L’esperienza dei lockdown per la pandemia ha indubbiamente reso malfidati rispetto alle autorità molti cittadini che una volta sarebbero stati più fiduciosi nelle soluzioni calate dall’alto a problemi globali. Ad esempio, c’è già chi ironizza che per Parigi, che per i Giochi Olimpici del 2024 chiuderà 185 chilometri di strade e installerà le necessarie telecamere di controllo, sarebbe assurdo, passato l’evento, ripristinare la situazione iniziale anziché lasciare in essere delle zone di esclusione utili a separare la plebe dai variamente “autorizzati”.

Inoltre, le campagne mediatiche che in nome di una scienza ufficiale, durante la pandemia, hanno censurato opinioni discordanti, anche autorevoli, bollandole come “disinformazione”, hanno indotto molti ad ascoltare per la prima volta la voce di chi spiega che la CO2 non è cattiva bensì vitale per la vegetazione, il che invaliderebbe la base stessa per ogni restrizione alla libertà di movimento delle persone.   

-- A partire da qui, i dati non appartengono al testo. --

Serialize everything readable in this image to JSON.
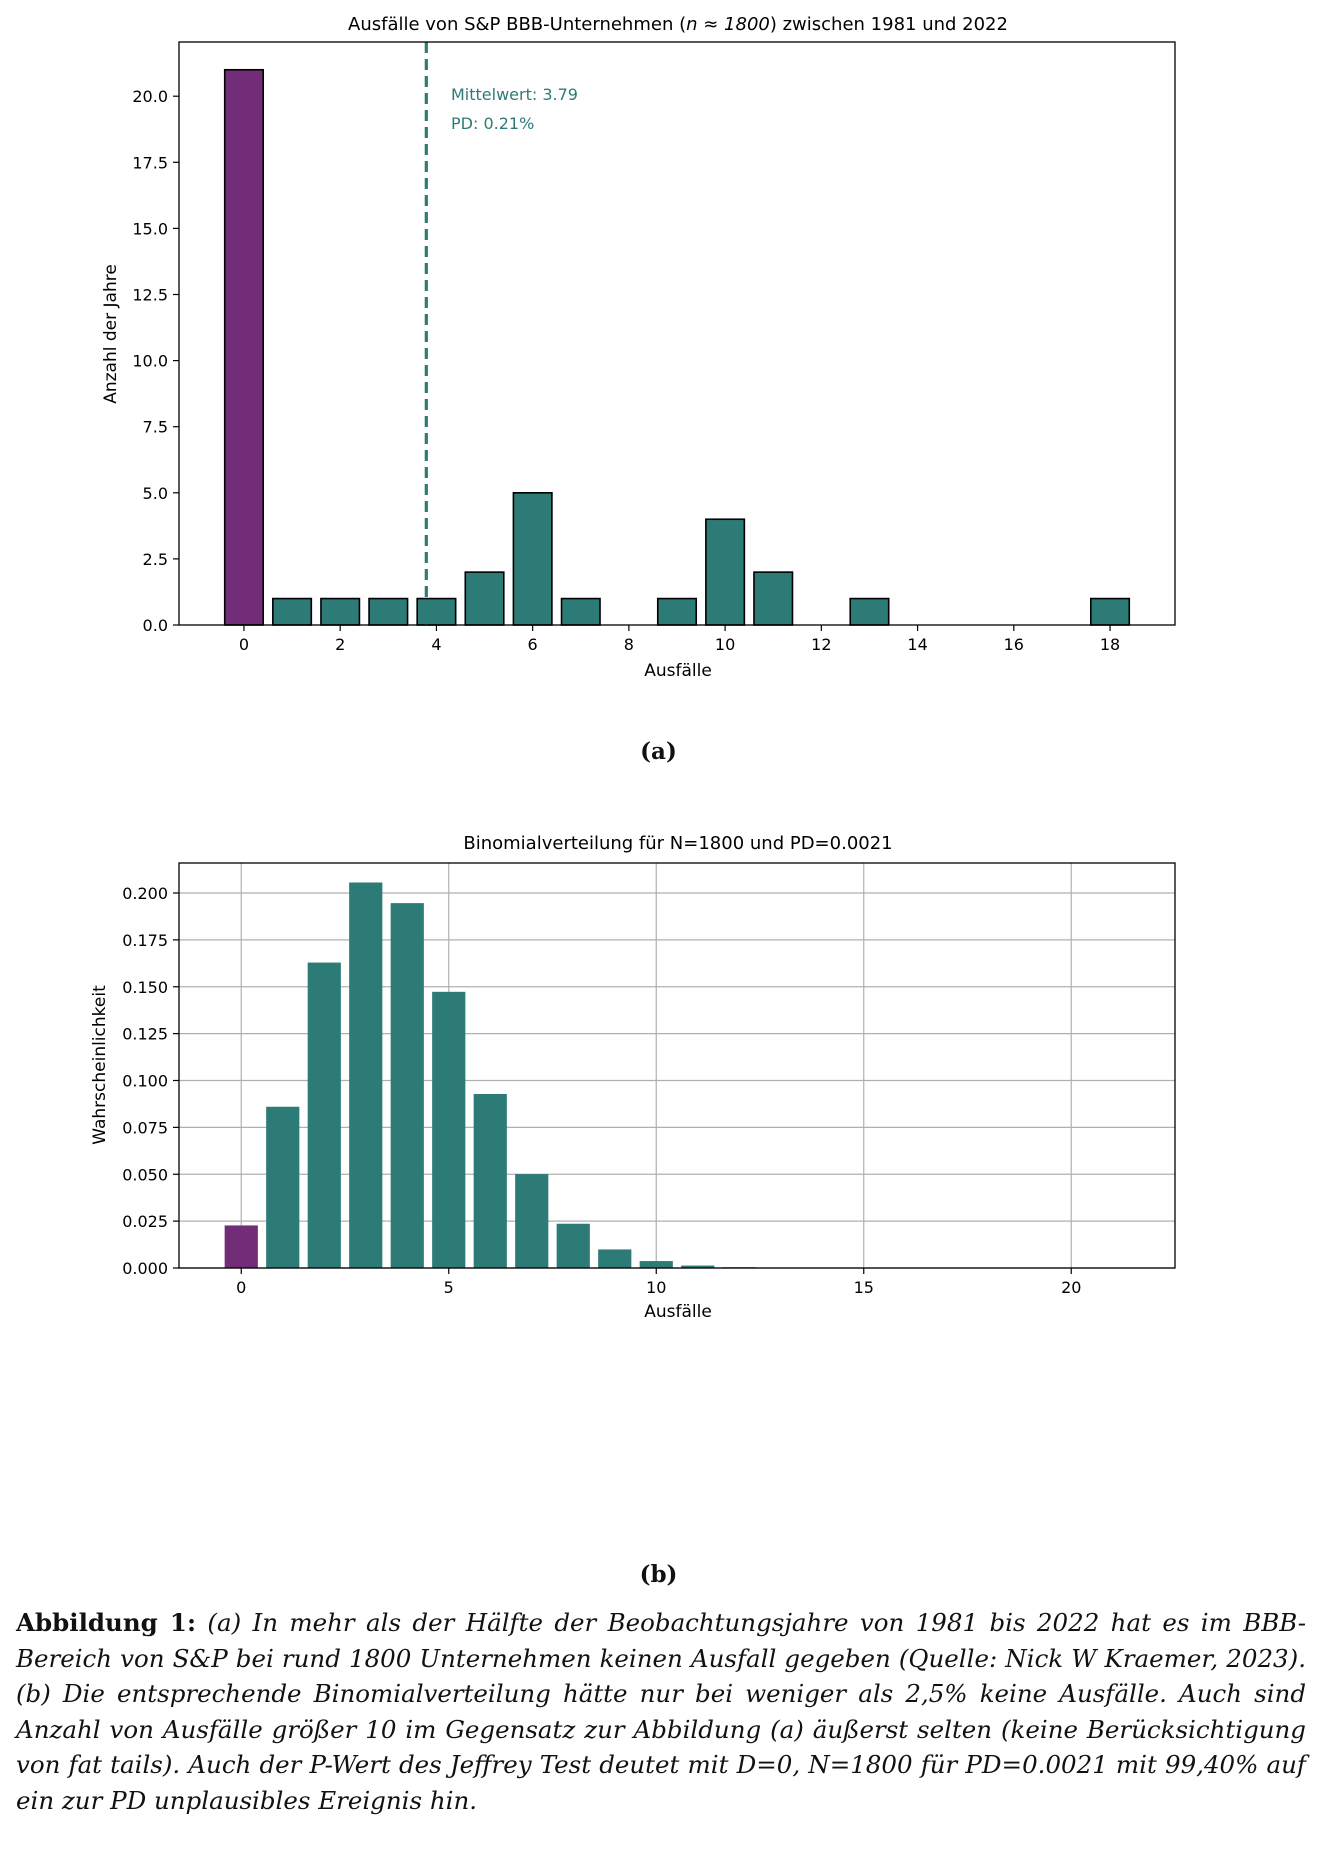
{
  "colors": {
    "teal": "#2d7b77",
    "purple": "#722c78",
    "mean_line": "#2d7b77",
    "grid": "#b0b0b0"
  },
  "chart_data": [
    {
      "type": "bar",
      "title_prefix": "Ausfälle von S&P BBB-Unternehmen (",
      "title_math": "n ≈ 1800",
      "title_suffix": ") zwischen 1981 und 2022",
      "xlabel": "Ausfälle",
      "ylabel": "Anzahl der Jahre",
      "x": [
        0,
        1,
        2,
        3,
        4,
        5,
        6,
        7,
        9,
        10,
        11,
        13,
        18
      ],
      "values": [
        21,
        1,
        1,
        1,
        1,
        2,
        5,
        1,
        1,
        4,
        2,
        1,
        1
      ],
      "highlight_x": 0,
      "xlim": [
        -1.35,
        19.35
      ],
      "ylim": [
        0,
        22.05
      ],
      "xticks": [
        0,
        2,
        4,
        6,
        8,
        10,
        12,
        14,
        16,
        18
      ],
      "yticks": [
        0.0,
        2.5,
        5.0,
        7.5,
        10.0,
        12.5,
        15.0,
        17.5,
        20.0
      ],
      "ytick_labels": [
        "0.0",
        "2.5",
        "5.0",
        "7.5",
        "10.0",
        "12.5",
        "15.0",
        "17.5",
        "20.0"
      ],
      "grid": false,
      "mean_line": 3.79,
      "annotation_lines": [
        "Mittelwert: 3.79",
        "PD: 0.21%"
      ]
    },
    {
      "type": "bar",
      "title": "Binomialverteilung für N=1800 und PD=0.0021",
      "xlabel": "Ausfälle",
      "ylabel": "Wahrscheinlichkeit",
      "x": [
        0,
        1,
        2,
        3,
        4,
        5,
        6,
        7,
        8,
        9,
        10,
        11,
        12,
        13,
        14,
        15,
        16,
        17,
        18,
        19,
        20,
        21
      ],
      "values": [
        0.0227,
        0.086,
        0.1629,
        0.2056,
        0.1946,
        0.1473,
        0.0928,
        0.0501,
        0.0236,
        0.0099,
        0.0037,
        0.0013,
        0.0004,
        0.0001,
        0.0,
        0.0,
        0.0,
        0.0,
        0.0,
        0.0,
        0.0,
        0.0
      ],
      "highlight_x": 0,
      "xlim": [
        -1.5,
        22.5
      ],
      "ylim": [
        0,
        0.216
      ],
      "xticks": [
        0,
        5,
        10,
        15,
        20
      ],
      "yticks": [
        0.0,
        0.025,
        0.05,
        0.075,
        0.1,
        0.125,
        0.15,
        0.175,
        0.2
      ],
      "ytick_labels": [
        "0.000",
        "0.025",
        "0.050",
        "0.075",
        "0.100",
        "0.125",
        "0.150",
        "0.175",
        "0.200"
      ],
      "grid": true
    }
  ],
  "subcaptions": {
    "a": "(a)",
    "b": "(b)"
  },
  "caption": {
    "label": "Abbildung 1:",
    "text": "(a) In mehr als der Hälfte der Beobachtungsjahre von 1981 bis 2022 hat es im BBB-Bereich von S&P bei rund 1800 Unternehmen keinen Ausfall gegeben (Quelle: Nick W Kraemer, 2023).(b) Die entsprechende Binomialverteilung hätte nur bei weniger als 2,5% keine Ausfälle. Auch sind Anzahl von Ausfälle größer 10 im Gegensatz zur Abbildung (a) äußerst selten (keine Berücksichtigung von fat tails). Auch der P-Wert des Jeffrey Test deutet mit D=0, N=1800 für PD=0.0021 mit 99,40% auf ein zur PD unplausibles Ereignis hin."
  }
}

Ma le città di 15 minuti (che cambiano nome in 20 minuti o 30 minuti per le zone dove le distanze sono maggiori), potrebbero essere solo un passaggio verso la riorganizzazione sognata dai fautori del governo mondiale, se si considera il progetto di TriState City, la megalopoli progettata per una fetta di Europa del Nord che dovrebbe coprire l’Olanda e debordare in Belgio e in Germania. Il sito del governo olandese nega che questo progetto possa avere alcun legame con le politiche contro l’uso dell’azoto in agricoltura del governo Rutte - defenestrato, non a caso, alle ultime elezioni - che minacciano la sopravvivenza stessa dell’agricoltura. 

Ancora più avanti, in senso tecnologico, è il progetto The Line, lanciato nel 2021 dall’Arabia Saudita, che prevede una città di lusso ma senza auto, che si stenderà per 170 km in mezzo al deserto, dietro a mura alte 500 metri, invisibili perché coperte da uno specchio. All’interno 9 milioni di Neomiani, così chiamati dal nome dato a questa nuova località, potranno spostarsi da una parte all’altra della città in pochi minuti grazie ad un treno ad alta velocità.